6. End Military Waste: $109 billion per year. A broad spectrum of experts has found over $100 billion a year in waste that could be eliminated with no sacrifice in security. Three recent commissions, two of them bi-partisan, have recommended roughly $1 trillion in military cuts over 10 years.

7. Close a third of our overseas bases and our Iraq operations: $21 billion per year. Over two decades after the Cold War ended, the United States still maintains roughly 1,000 military installations in other countries. A majority of the President’s own deficit commission, which includes three Republican senators—the National Commission on Financial Responsibility and Reform—backed a proposal to close one third of our overseas military bases.

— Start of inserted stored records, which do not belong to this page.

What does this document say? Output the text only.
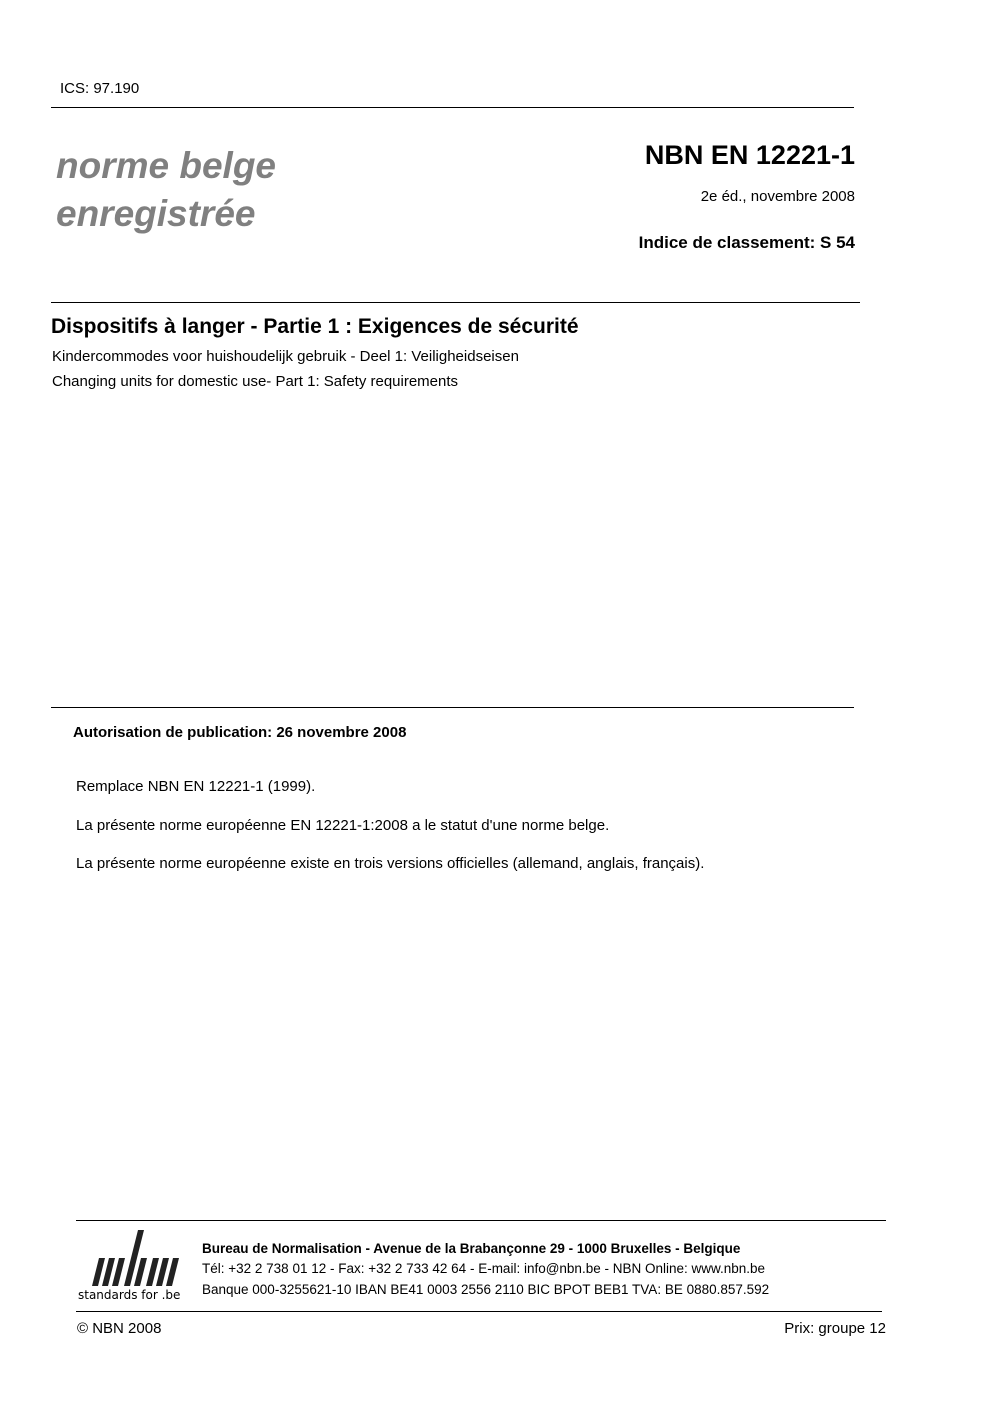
ICS: 97.190
norme belge
enregistrée
NBN EN 12221-1
2e éd., novembre 2008
Indice de classement: S 54
Dispositifs à langer - Partie 1 : Exigences de sécurité
Kindercommodes voor huishoudelijk gebruik - Deel 1: Veiligheidseisen
Changing units for domestic use- Part 1: Safety requirements
Autorisation de publication: 26 novembre 2008
Remplace NBN EN 12221-1 (1999).
La présente norme européenne EN 12221-1:2008 a le statut d'une norme belge.
La présente norme européenne existe en trois versions officielles (allemand, anglais, français).
standards for .be
Bureau de Normalisation - Avenue de la Brabançonne 29 - 1000 Bruxelles - Belgique
Tél: +32 2 738 01 12 - Fax: +32 2 733 42 64 - E-mail: info@nbn.be - NBN Online: www.nbn.be
Banque 000-3255621-10 IBAN BE41 0003 2556 2110 BIC BPOT BEB1 TVA: BE 0880.857.592
© NBN 2008	Prix: groupe 12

These seven simple steps would raise close to $550 billion a year. They would quickly erase the fiscal deficit and return the country to a healthy budget surplus. There would be hundreds of billions left to invest in key sectors that could make the country more secure, more green, and more equitable: care jobs, green jobs, infrastructure jobs.

In other words, this plan could help erase the nation’s dangerous social and environmental deficits.

Many groups—from Jobs with Justice to National People’s Action to the AFL-CIO—are organizing to counter a push by the Right to use the deficit crisis to shred social programs and our nation’s safety net. Let’s up the ante and spread the message. America is not broke. We have plenty of resources to rebuild shared prosperity in the U.S.